Unique symptoms of knee crepitus caused by arthritis include:

  • Unlike a mechanical popping where this popping sensation is painless and intermittent, the crepitus caused by arthritis is oftentimes painful.
  • These symptoms are usually associated with other knee symptoms suggestive of arthritis, such as pain while walking, occasional swelling of the knee, stiffness, and so on.
  • The most common initial location of arthritis in the knee is on the inside aspect of the knee.
  • The sound of knee crepitus may be quite soft, but the crunching sensation is often palpable.
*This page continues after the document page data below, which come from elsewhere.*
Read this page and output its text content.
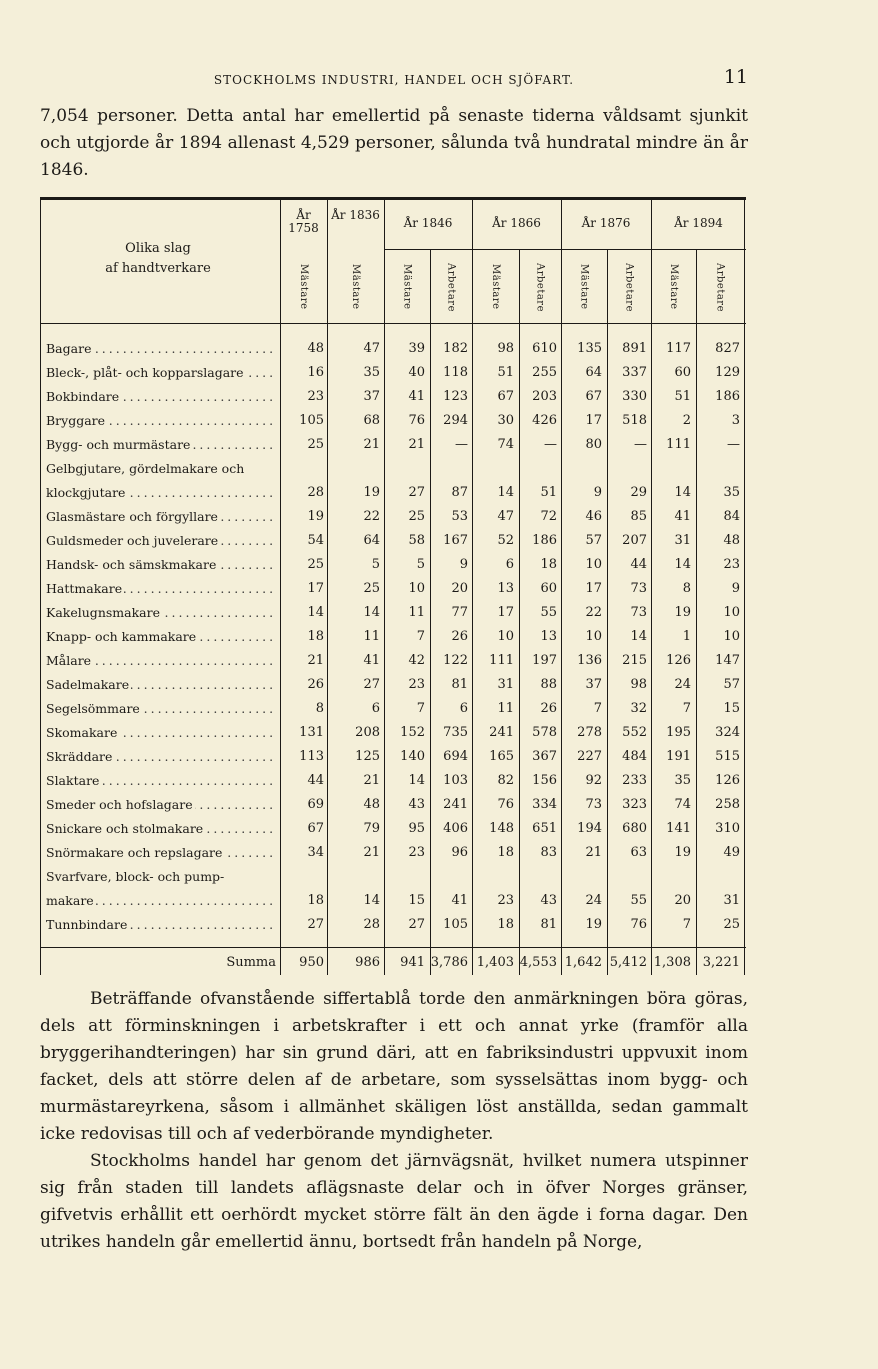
STOCKHOLMS INDUSTRI, HANDEL OCH SJÖFART.	11
7,054 personer. Detta antal har emellertid på senaste tiderna våldsamt sjunkit och utgjorde år 1894 allenast 4,529 personer, sålunda två hundratal mindre än år 1846.
Olika slag
af handtverkare
År 1758
År 1836
År 1846	År 1866	År 1876	År 1894
Mästare	Mästare	Mästare	Arbetare	Mästare	Arbetare	Mästare	Arbetare	Mästare	Arbetare
Bagare .....	48	47	39	182	98	610	135	891	117	827
Bleck-, plåt- och kopparslagare .....	16	35	40	118	51	255	64	337	60	129
Bokbindare .....	23	37	41	123	67	203	67	330	51	186
Bryggare .....	105	68	76	294	30	426	17	518	2	3
Bygg- och murmästare .....	25	21	21	—	74	—	80	—	111	—
Gelbgjutare, gördelmakare och
klockgjutare .....	28	19	27	87	14	51	9	29	14	35
Glasmästare och förgyllare .....	19	22	25	53	47	72	46	85	41	84
Guldsmeder och juvelerare .....	54	64	58	167	52	186	57	207	31	48
Handsk- och sämskmakare .....	25	5	5	9	6	18	10	44	14	23
Hattmakare .....	17	25	10	20	13	60	17	73	8	9
Kakelugnsmakare .....	14	14	11	77	17	55	22	73	19	10
Knapp- och kammakare .....	18	11	7	26	10	13	10	14	1	10
Målare .....	21	41	42	122	111	197	136	215	126	147
Sadelmakare .....	26	27	23	81	31	88	37	98	24	57
Segelsömmare .....	8	6	7	6	11	26	7	32	7	15
Skomakare .....	131	208	152	735	241	578	278	552	195	324
Skräddare .....	113	125	140	694	165	367	227	484	191	515
Slaktare .....	44	21	14	103	82	156	92	233	35	126
Smeder och hofslagare .....	69	48	43	241	76	334	73	323	74	258
Snickare och stolmakare .....	67	79	95	406	148	651	194	680	141	310
Snörmakare och repslagare .....	34	21	23	96	18	83	21	63	19	49
Svarfvare, block- och pump-
makare .....	18	14	15	41	23	43	24	55	20	31
Tunnbindare .....	27	28	27	105	18	81	19	76	7	25
Summa	950	986	941 3,786 1,403 4,553 1,642 5,412 1,308 3,221
Beträffande ofvanstående siffertablå torde den anmärkningen böra göras, dels att förminskningen i arbetskrafter i ett och annat yrke (framför alla bryggerihandteringen) har sin grund däri, att en fabriksindustri uppvuxit inom facket, dels att större delen af de arbetare, som sysselsättas inom bygg- och murmästareyrkena, såsom i allmänhet skäligen löst anställda, sedan gammalt icke redovisas till och af vederbörande myndigheter.
Stockholms handel har genom det järnvägsnät, hvilket numera utspinner sig från staden till landets aflägsnaste delar och in öfver Norges gränser, gifvetvis erhållit ett oerhördt mycket större fält än den ägde i forna dagar. Den utrikes handeln går emellertid ännu, bortsedt från handeln på Norge,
It can be felt by placing the hand on the knee while flexing and extending the joint.
  • Many things can cause the creaking or crunching sensation while flexing and extending the knee and it’s hard to tell without a full exam of the knee if this might be arthritis of the knee or other more innocent causes such as patellar motion.

Knee Crepitus Treatment

As described above, the key feature that concerns clinicians is if the grinding sensation is associated with any other concerning symptoms such as pain, swelling, or locking of the knee. Most people experience the occasional pop or grind, especially when kneeling to the floor or with repetitive knee extension and flexion. If it’s painless, usually it is not a concern. If there are other symptoms, however, it is generally advisable to seek a diagnosis with an appropriate health care professional as the pain may be caused by knee arthritis.